Теперь домработница Маргариты Наташа общалась с хозяйкой, упоминая Леру:
– Маргарита Николаевна, представляете, пересеклась в булочной с девушкой. Чем-то на Вас похожа. Красавица. Разговорились мы с ней, а я возьми и обмолвись ей, что прибавки бы хотела попросить у Вас. А девушка мне эта и говорит: «Никогда и ничего не просите! Никогда и ничего, и в особенности у тех, кто сильнее вас. Сами предложат и сами всё дадут!»
После этого Георгий резко изменил стиль письма. Горе уступило место решимости. Он приводил аргументы, доказывал власть жизни над смертью, а не наоборот, воспевал силу человеческого духа и силу духа той, что осталась одна в этой жизни, но дарила радость окружавшим её людям. Несправедливости для неё не существовало, она просто в неё не верила.
Когда он добрался до окончания знаменитого бала, диалог Маргариты с Воландом пропал, уступив место новым строчкам:
– Ну-с, Валерия, право, вы меня удивили. Напору вашему и вашего любимого можно только позавидовать. Подумать только, озвучить не просьбу, но разумное требование. Это я в людях ценю и уважаю. Но не думали же вы, что одной просьбы, пускай и разумной, будет достаточно? Жизнь и смерть – крайне стабильные материи, не поддающиеся хаосу. А смерть уж и вовсе дама с весьма собственническим настроем. Нам необходим будет равноценный обмен, заверенный обеими сторонами. Если желание ваше твердо, то устроить можно. На столике – обычный лист бумаги и ручка. Любимый вами человек увидит то, что будет написано этой ручкой. Дальше, думается, вам всё понятно. В словах заключена великая сила, и немногие эту силу распознают.
Георгий видел, как между строчек аккуратным почерком, буква за буквой, как волны, накатывали предложения:
– Любимый, я не могу тебя ни к чему принуждать. Ты не представляешь, как счастлива я была эти часы. Говорить с тобой и слышать тебя. Ты не представляешь.
– Я всё решил, Лер. Решил, и решения своего не изменю. Даже если ты очень попросишь. Я люблю тебя. Мы с тобой говорили несколько часов, но значат они для меня больше нескольких лет моей жизни.
– Но как же твои рукописи? Ты же должен издаться. Мир потеряет отличного писателя!

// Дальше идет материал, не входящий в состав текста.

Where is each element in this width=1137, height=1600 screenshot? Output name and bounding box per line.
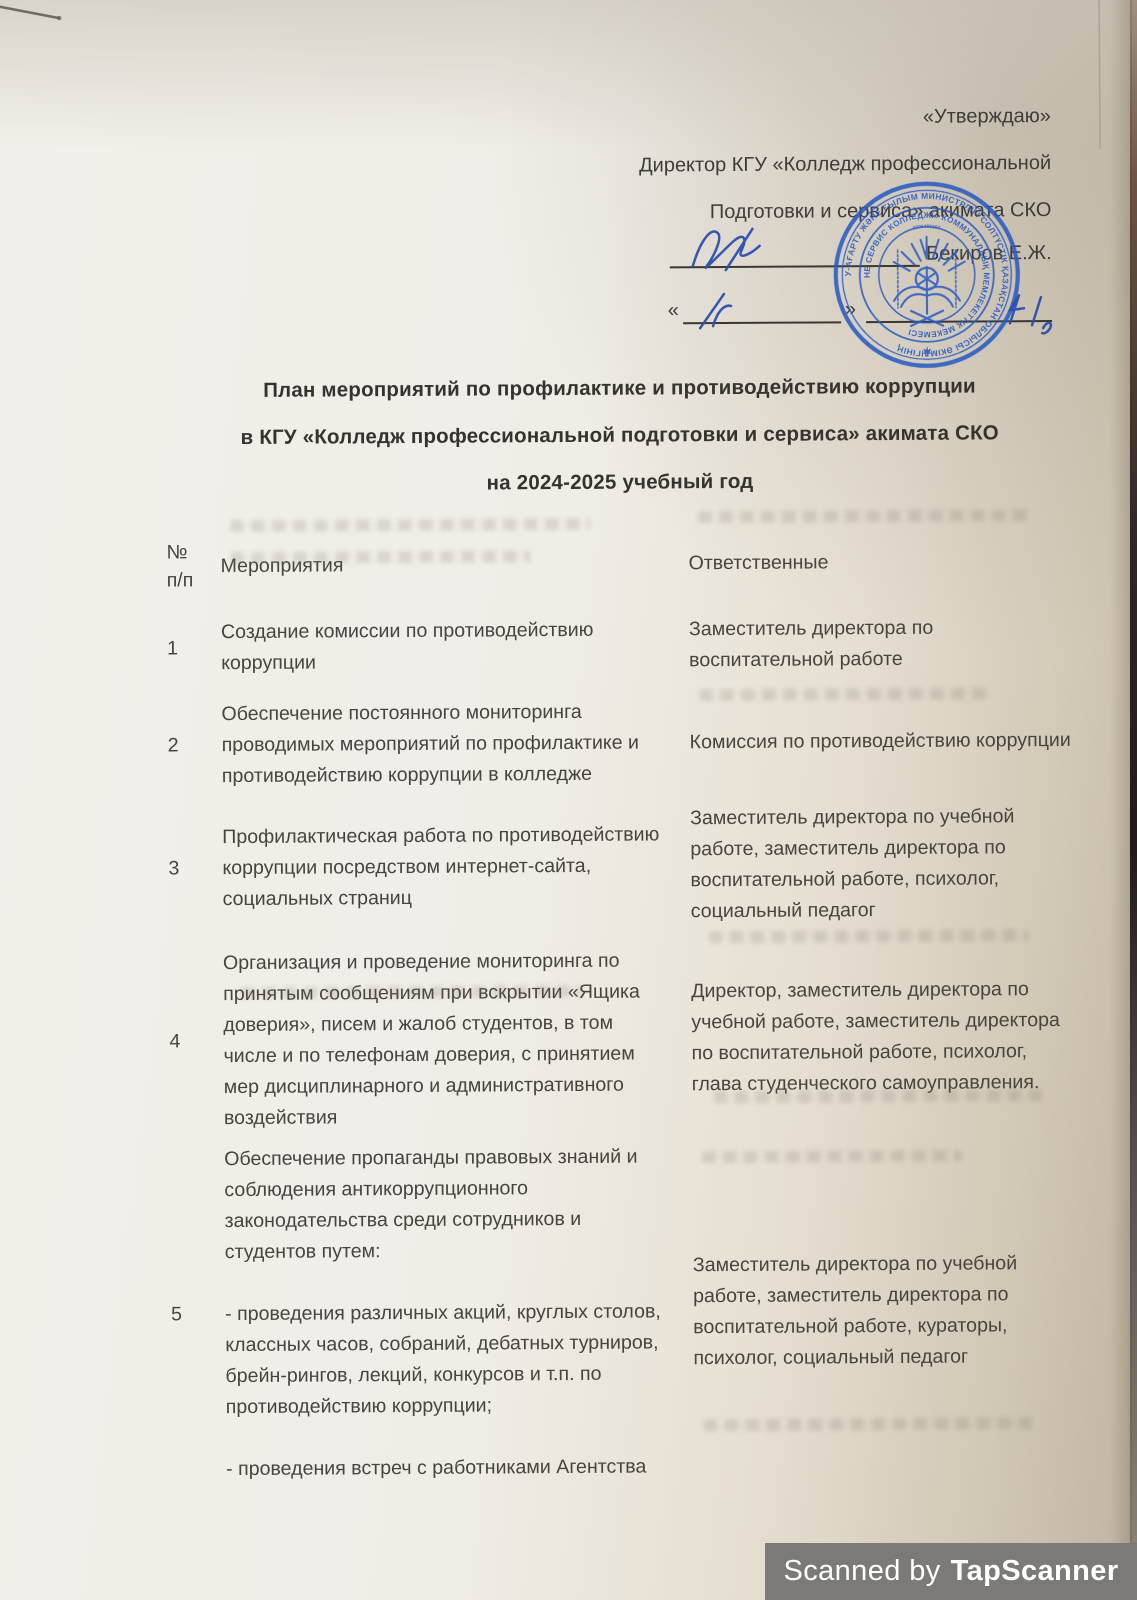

– Это и будет моя единственная просьба. Издай их, и я буду жить внутри. А если уж мессир Воланд позволит, то буду с тобой в каждой книге.
– Он… Он может попробовать. Сказал, что твоя решимость ему нравится. Говорит, что получится хороший персонаж. Георгий.
– Ты никогда не называла меня полным именем. Что такое, Лер?
– Ты точно уверен?
– Уверен.
– Тогда подпиши.
***
Минул вечер. Дело подходило к закрытию. Ветер не унимался, норовя засыпать город до макушек домов. Бариста, позёвывая, спустилась вниз, перепроверить, не приблудился ли кто. На столике между голубых кресел стояло два пустых стакана «Обскура».